C’est fondamental par rapport à la responsabilité publique. Je crois que le moment est venu, à la suite de l’énumération que je viens de faire, de mettre à jour une responsabilité publique, notamment en matière de culture, qui ne soit ni l’étatisme ni l’affairisme, mais qui soit une donnée nouvelle tenant compte des mutations, et qu’en tout cas Vivendi Universal impose, par ses gigantesques dérives, comme une ardente obligation.

Alors, la responsabilité est publique en matière de financement : comment ne pas être effaré que le capital de Vivendi Environnement, qui a des délégations de service public avec 8000 communes françaises regroupant 26 millions d’habitants, ait été ponctionné sans aucune réaction ? C’est un financement public détourné dont on sait aujourd’hui qu’une partie non négligeable a été déposée en Irlande.
La responsabilité est publique à raison des organismes créés précisément dans notre pays pour garantir l’accompagnement transparent et rigoureux des évolutions économico-industrielles. Or le Conseil supérieur de l’audiovisuel, le Conseil national de la concurrence, le Centre national de la cinématographie, la Commission des opérations de bourse et la Commission européenne de la concurrence ont tout avalisé, comme obnubilés par celui qu’on appelait alors un champion national, derrière lequel tout le monde a été appelé à se regrouper comme derrière le petit cheval blanc de Georges Brassens. Seul le CSA a bougé, quand les cinéastes ont bougé.

La responsabilité est publique en matière de culture : on voit bien, après avoir « troussé » la question culturelle et de communication de J6M, comme il aimait s’appeler - Jean-Marie Messier Moi-Même Maître du Monde - qu’il faut mettre à jour une responsabilité publique qui soit la loi du secteur public, mais aussi une obligation d’intérêt général pour le secteur privé.
Je la définirai à travers six processus vectorisant son intervention : audace de la création, élan du pluralisme, obligation de production, maîtrise de la distribution, atout d’un large public, coopération internationale toujours plus grande, toujours plus généralisée, toujours plus profonde et n’ignorant ni le Sud ni les ex-pays de l’Est.

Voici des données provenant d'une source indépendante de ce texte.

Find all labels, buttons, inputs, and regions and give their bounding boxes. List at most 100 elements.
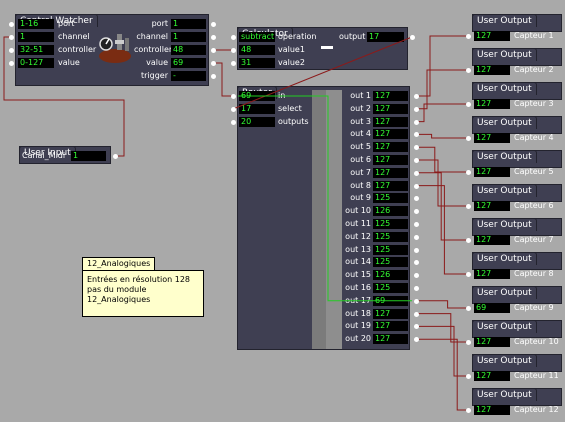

Je me résume sur ces développements concernant l’urgence et les fondamentaux : quand un pays abandonne son imaginaire aux grandes affaires, il se condamne à des libertés précaires, et je lui oppose une déclaration de notre collègue aujourd’hui décédé, Maurice Schumann, qui, peu de temps avant son grand départ, eut cette parole à l’Institut : « La seule faute que le destin ne pardonne pas au peuple, c’est l’imprudence de mépriser les rêves. »
Permettez-moi pour conclure de lire la page de garde du livre de J6M.com, c’est une phrase de René Char : « Impose ta chance, serre ton bonheur et va vers ton risque. A te regarder, ils s’habitueront. »

Nous ne nous habituerons pas, nous ne nous habituerons jamais, c’est pourquoi nos deux groupes ont demandé la création d’une commission d’enquête.